One of the biggest revelations to come out of last month's Ward's Auto Interiors Show is that there can, indeed, be too much of a good thing when it comes to in-vehicle electronics: too many channels; too many varieties of information and entertainment beamed into our vehicles; too many methods for receiving it.

As suppliers fall over themselves to give consumers more of everything, they are failing in two crucial areas: simplicity and ease of use.

BMW revved up the debate in 2001 when it introduced its controversial iDrive human-machine interface (HMI).

Instead of making life easier, iDrive annoyed drivers and proved to be a customer-satisfaction problem for the Bavarian auto maker.

The iDrive and similar HMI devices since have been made easier to use, but feature proliferation promises to only get worse.

XM and Sirius Satellite Radio now offer thousands of music and information choices. Both are talking about introducing streaming in-vehicle video as well as weather, real-time traffic updates and even help in finding a parking place.

High Definition radio, in addition to vastly improved AM and FM reception, offers the ability to receive multiple channels on the same station and numerous data and navigation services as well as future capabilities such as on-demand audio.

Motorola Digital Media Services soon will offer cell phones that can connect wirelessly with hundreds of music and talk channels, download music and then link with car and home entertainment systems via Bluetooth connections.
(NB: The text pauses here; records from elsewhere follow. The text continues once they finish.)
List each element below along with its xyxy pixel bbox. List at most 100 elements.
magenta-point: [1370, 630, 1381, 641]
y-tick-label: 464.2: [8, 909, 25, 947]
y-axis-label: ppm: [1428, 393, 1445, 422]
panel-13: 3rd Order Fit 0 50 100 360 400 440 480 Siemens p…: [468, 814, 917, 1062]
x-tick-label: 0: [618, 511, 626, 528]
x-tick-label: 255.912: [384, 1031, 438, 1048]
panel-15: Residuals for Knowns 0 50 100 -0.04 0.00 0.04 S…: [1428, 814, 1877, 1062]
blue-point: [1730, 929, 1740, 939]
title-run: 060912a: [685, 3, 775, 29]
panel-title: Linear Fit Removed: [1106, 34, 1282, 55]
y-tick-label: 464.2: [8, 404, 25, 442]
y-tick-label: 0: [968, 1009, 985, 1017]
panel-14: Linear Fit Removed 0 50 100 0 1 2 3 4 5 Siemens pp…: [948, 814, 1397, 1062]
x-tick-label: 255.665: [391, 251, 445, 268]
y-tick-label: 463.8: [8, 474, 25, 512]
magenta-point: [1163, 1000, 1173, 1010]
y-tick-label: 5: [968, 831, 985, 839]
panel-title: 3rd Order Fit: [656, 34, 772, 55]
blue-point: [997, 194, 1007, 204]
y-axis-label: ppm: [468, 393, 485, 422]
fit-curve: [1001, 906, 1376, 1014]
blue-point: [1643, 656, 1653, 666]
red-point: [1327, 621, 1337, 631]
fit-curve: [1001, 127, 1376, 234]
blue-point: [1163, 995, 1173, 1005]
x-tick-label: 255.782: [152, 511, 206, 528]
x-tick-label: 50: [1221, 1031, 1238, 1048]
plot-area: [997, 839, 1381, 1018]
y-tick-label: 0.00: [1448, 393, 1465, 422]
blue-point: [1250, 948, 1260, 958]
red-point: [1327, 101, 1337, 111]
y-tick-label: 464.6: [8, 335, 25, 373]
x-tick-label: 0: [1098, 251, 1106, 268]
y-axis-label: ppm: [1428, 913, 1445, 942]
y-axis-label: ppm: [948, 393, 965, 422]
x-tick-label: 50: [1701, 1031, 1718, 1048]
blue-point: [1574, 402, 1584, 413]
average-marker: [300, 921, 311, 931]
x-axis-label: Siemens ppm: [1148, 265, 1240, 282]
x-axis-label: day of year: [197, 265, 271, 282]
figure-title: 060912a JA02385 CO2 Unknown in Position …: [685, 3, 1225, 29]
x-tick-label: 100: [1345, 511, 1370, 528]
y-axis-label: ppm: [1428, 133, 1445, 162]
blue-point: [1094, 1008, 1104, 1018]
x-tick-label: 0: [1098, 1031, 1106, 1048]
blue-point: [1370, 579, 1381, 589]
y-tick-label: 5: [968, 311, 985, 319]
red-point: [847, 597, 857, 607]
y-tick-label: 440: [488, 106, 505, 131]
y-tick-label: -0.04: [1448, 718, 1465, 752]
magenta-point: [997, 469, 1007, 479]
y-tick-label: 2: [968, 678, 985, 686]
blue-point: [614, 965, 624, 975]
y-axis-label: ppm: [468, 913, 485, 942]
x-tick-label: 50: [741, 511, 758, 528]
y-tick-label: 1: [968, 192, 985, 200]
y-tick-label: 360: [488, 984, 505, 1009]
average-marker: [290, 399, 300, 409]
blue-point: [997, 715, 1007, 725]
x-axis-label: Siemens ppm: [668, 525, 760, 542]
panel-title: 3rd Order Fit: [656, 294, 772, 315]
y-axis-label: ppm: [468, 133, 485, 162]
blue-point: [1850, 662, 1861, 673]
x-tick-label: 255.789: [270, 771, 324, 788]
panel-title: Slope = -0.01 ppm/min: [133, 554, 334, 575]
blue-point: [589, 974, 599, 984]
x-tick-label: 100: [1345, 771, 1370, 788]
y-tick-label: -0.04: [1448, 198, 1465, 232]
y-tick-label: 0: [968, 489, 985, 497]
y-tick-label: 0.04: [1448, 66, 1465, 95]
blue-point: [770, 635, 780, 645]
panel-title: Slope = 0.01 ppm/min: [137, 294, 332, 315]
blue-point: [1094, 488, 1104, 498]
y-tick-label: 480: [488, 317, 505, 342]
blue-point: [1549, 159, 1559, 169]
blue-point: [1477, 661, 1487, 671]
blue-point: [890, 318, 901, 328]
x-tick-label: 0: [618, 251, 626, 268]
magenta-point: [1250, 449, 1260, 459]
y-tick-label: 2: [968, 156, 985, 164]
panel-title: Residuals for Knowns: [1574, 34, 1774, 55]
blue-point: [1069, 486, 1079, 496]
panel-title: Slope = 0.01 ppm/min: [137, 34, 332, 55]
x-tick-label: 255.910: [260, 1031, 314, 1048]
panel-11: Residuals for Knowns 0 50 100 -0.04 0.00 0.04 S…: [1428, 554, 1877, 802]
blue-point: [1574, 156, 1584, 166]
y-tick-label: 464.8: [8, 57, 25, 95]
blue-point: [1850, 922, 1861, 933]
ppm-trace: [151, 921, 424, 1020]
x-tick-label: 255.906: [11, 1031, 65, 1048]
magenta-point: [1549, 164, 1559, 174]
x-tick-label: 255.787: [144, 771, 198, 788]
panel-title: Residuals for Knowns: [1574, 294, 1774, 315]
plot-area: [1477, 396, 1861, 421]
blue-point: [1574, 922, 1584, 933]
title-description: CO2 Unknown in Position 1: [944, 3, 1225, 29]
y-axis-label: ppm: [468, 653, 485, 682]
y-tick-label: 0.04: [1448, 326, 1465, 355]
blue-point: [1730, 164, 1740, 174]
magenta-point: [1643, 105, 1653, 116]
All are competing with the Apple iPod MP3 player that is carving a wide swath in this burgeoning market as auto makers make iPod connectivity a high priority.

Beyond infotainment are increasingly common navigation and telematics systems that require thick instruction booklets or lengthy DVD presentations in order to be used properly.

Adding features does not automatically make a device better. In fact, it often does the reverse, making it confusing to operate and more vulnerable to glitches.

I am intrigued by the possibility of being able to listen to Ukrainian folk music or other esoteric music genres 24/7, but not if it takes hours of combing through a manual to figure out how to do it.

General Motors Vice Chairman Bob Lutz summed it up during his keynote address at the Auto Interiors Show when he cautioned too much technology can muddy up the vehicle-driver interface and backfire with customers.

“It has to be about added value, not added headaches,” he said.